Have you reached the elastic-waistband version of yourself as a teacher?  If so, I'm with you.  All. the. WAY!  For these last few days before break, I want to do right by my kids, teach great content, but the above and beyond-ness of my normal school gig will just have to wait until after the holidays.

This post, however, will not get you to the break.  You're on your own.  What I'm here today to give you is your POST break solution.  Once you've made it to break, relaxed on your break, there's something else that you still need to do:  GO BACK TO SCHOOL AGAIN!  And as exciting as it is to start fresh in the new year, it can be a bit of an adjustment getting back into the swing of things.  So, from my classroom to yours, here is the only lesson you need to get you through the first one to three class periods when you return from break.

 

The YouTube Scavenger Hunt

 

1.  Decide on content and topic

Are you in the midst of a novel unit right now?  Starting?  Finishing?  Are you working on a research project?  Would you like to introduce your students to poetry?  Once you've chosen your topic, read on!

2.  Choose your outcome

What do you want your students to be able to do by the end of the scavenger hunt?  To answer a synthesis question?  To present their findings?  To discuss their revelations Socratic seminar style?

3.  Create your handout

Keep it simple or just use mine and modify to your liking.  The handout should be a simple, open guide for students to take notes as they scour through your YouTube playlist.  Ask a few pointed, but strategically open-ended questions and leave room for ideas, scribbles, notes, textual evidence, etc.  You might include (at the end) the finished product or activity they will do or participate in the following day so that students are prepared.

4.  Create your YouTube Playlist

Here is the beautiful part.  No matter your topic or current unit of study, there are hundreds of connected and relevant YouTube videos that will help students understand your objectives more clearly.  For example, when my students are in their Slam Poetry unit, guess what kinds of videos I stash on the YouTube playlist?  My (and student's) absolute favorite slam poems.  Reading a novel with some complicated history?  Add it to the playlist.  Exploring a controversial issue?  Add videos from both sides of the argument to the playlist (and a few in between!)   Working on rhetorical analysis?  Get some commercials ready to go! 

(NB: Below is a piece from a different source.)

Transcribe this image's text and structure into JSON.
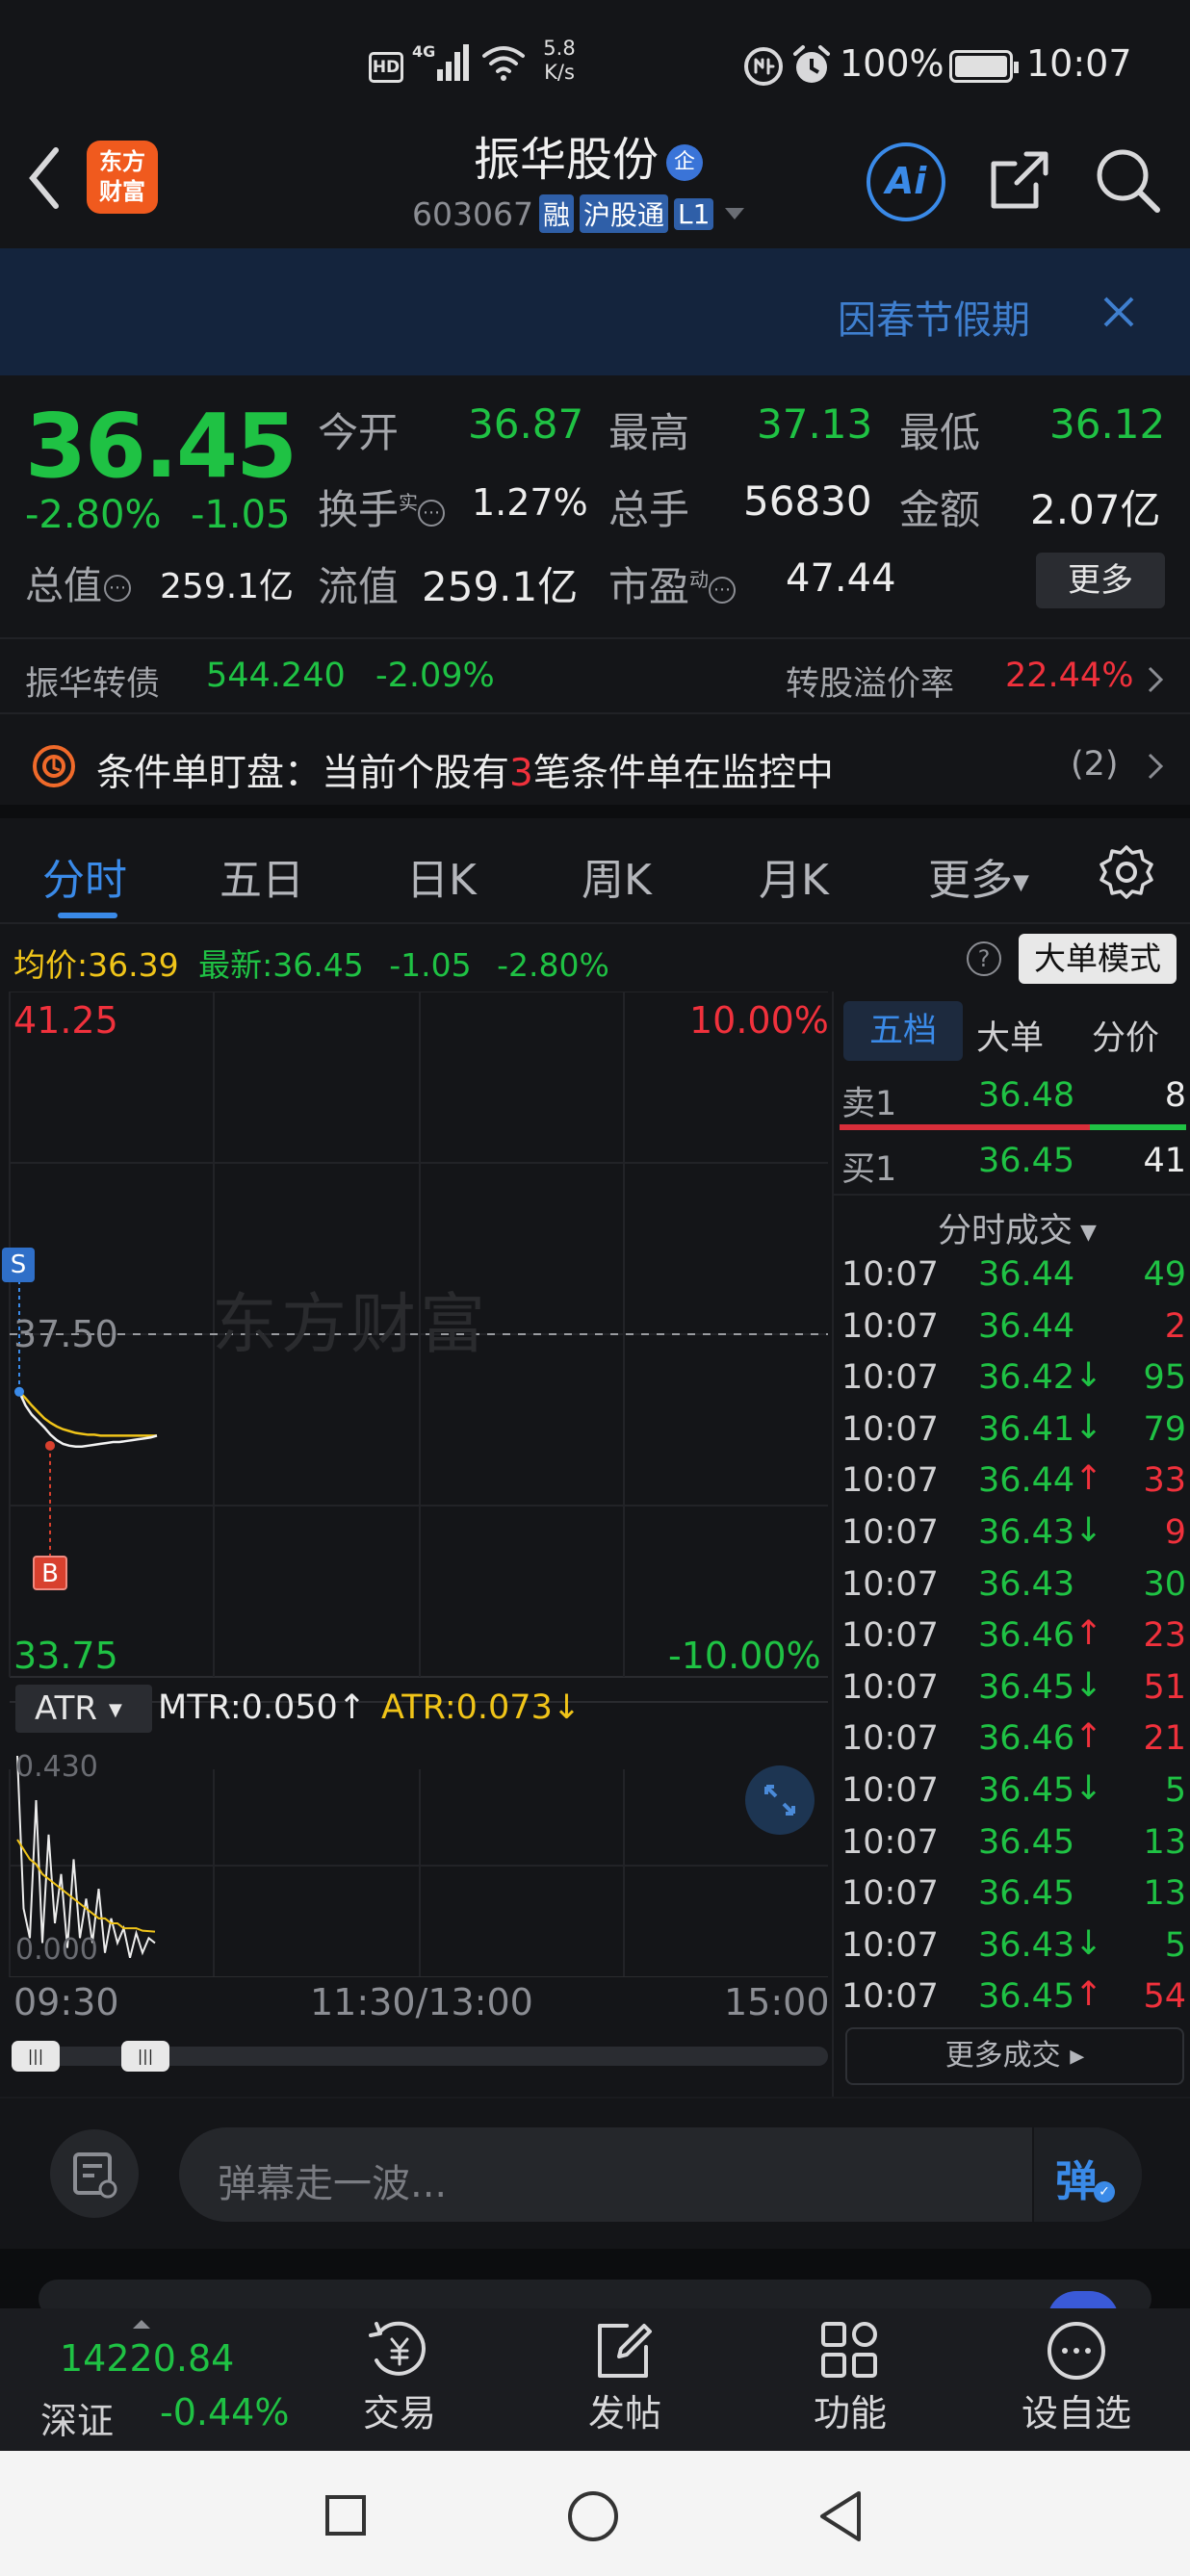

A YouTube Playlist Scavenger Hunt might sound like a cop-out, but consider these delightful details:

  • It's completely student-centered

  • It offers student choice

  • The questions can be scaffolded for an appropriate amount of rigor

  • The activity expands background knowledge

  • Students are actually working on LISTENING skills

  • Students are hardly distracted on YouTube when their assignment is to watch YouTube.